A snapshot of mortgage loans in Maryland and across the U.S. in the fourth quarter of 2010 prompted some optimism about the coming year despite a record number of loans in foreclosure.
In a report released Thursday by the Mortgage Bankers Association, loans in foreclosure increased to 4.63 percent during the quarter, up from 4.39 percent in the third quarter and tying a record set in the first quarter of 2010. In Maryland, the number of loans in the foreclosure process increased from 3.22 percent of all loans in the third quarter to 3.41 percent in the fourth quarter.
The final quarter of the year saw large lenders like GMAC Mortgage and Bank of America slowing and sometimes stopping foreclosures over concerns about the accuracy of signed court documents.
According to the survey, Maryland had the biggest jump in the percentage of loans starting foreclosure in the fourth quarter compared to the three months prior. Only 11 states recorded a quarter-to-quarter increase at the end of the year. In Maryland, 0.89 percent of all loans entered the foreclosure process, compared to 0.75 percent in the third quarter.
Nevada had the highest percentage of loans starting foreclosure in the quarter at 2.95 percent.
Delinquent loans in the state — but not those that have reached foreclosure — declined in the quarter to 10.11 percent from 10.41 percent the prior three months. While a decrease, the percent of delinquent loans still ranked Maryland 10th among all states. Mississippi ranked first in the percentage of delinquent loans at 13.31 percent.
David Meurer, president of the Maryland Mortgage Bankers Association, said the numbers seem to indicate that factors like the state’s mediation law, which went into effect in July, were having a positive impact. That, combined with national trends like a decrease in the jobless rate, seemed to show things were improving.
“There is no doubt that there is still a lot of pain,” Meurer said. “But, I feel in my heart that we have turned the corner and are headed for better times.”
Nationwide, one contributing factor to the jump in foreclosures was the performance of prime fixed loans, which make up 63 percent of all mortgages. In the fourth quarter, the number of prime fixed loans in foreclosure increased to 2.67 percent — the highest since the association started the survey in 1953. Foreclosure actions were started on 1.27 percent of mortgages in the final quarter of the year, compared to 1.34 percent in the third quarter. Maryland saw an increase in the number of prime fixed loans in foreclosure increased to 1.44 percent.

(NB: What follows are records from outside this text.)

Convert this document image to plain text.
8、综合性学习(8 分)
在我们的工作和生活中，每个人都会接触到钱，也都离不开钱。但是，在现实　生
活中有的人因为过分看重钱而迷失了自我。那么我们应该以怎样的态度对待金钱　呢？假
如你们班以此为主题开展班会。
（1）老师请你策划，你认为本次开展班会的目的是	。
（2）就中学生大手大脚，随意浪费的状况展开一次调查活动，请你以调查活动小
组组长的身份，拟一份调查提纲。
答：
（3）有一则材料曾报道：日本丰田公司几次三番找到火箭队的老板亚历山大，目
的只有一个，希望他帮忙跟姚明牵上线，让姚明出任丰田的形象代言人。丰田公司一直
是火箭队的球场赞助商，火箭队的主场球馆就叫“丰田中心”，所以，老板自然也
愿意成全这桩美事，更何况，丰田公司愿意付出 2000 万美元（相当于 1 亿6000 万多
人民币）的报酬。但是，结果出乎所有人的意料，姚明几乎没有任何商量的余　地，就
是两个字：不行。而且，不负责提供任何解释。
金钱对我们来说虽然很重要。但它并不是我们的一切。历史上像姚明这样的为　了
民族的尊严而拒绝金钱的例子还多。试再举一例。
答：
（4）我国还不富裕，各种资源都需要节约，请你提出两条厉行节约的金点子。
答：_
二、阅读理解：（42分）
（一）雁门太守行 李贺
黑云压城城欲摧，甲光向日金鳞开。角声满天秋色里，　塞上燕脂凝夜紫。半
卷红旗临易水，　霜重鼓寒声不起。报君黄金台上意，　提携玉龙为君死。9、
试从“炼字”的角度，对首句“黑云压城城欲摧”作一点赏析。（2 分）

While the percentage of mortgages in foreclosure climbed, the number of delinquent loans was at the lowest level in two years in the quarter. The delinquency rate for loans on one-to-four-unit residential properties was 8.22 percent.
Jay Brinkmann, chief economist for the Mortgage Bankers Association, said the study revealed some optimism, especially in the number of loans past due.
“While delinquency and foreclosure rates are still well above historical norms, we have clearly turned the corner,” Brinkmann said in a prepared statement. “Absent a significant economic reversal, the delinquency picture should continue to improve during 2011.”
The National Delinquency Survey covers roughly 43.6 million first-lien mortgages on one- to four-unit residential properties. This amounted to a decrease of about 389,000 loans from the previous quarter and an 850,000 decrease from 2009.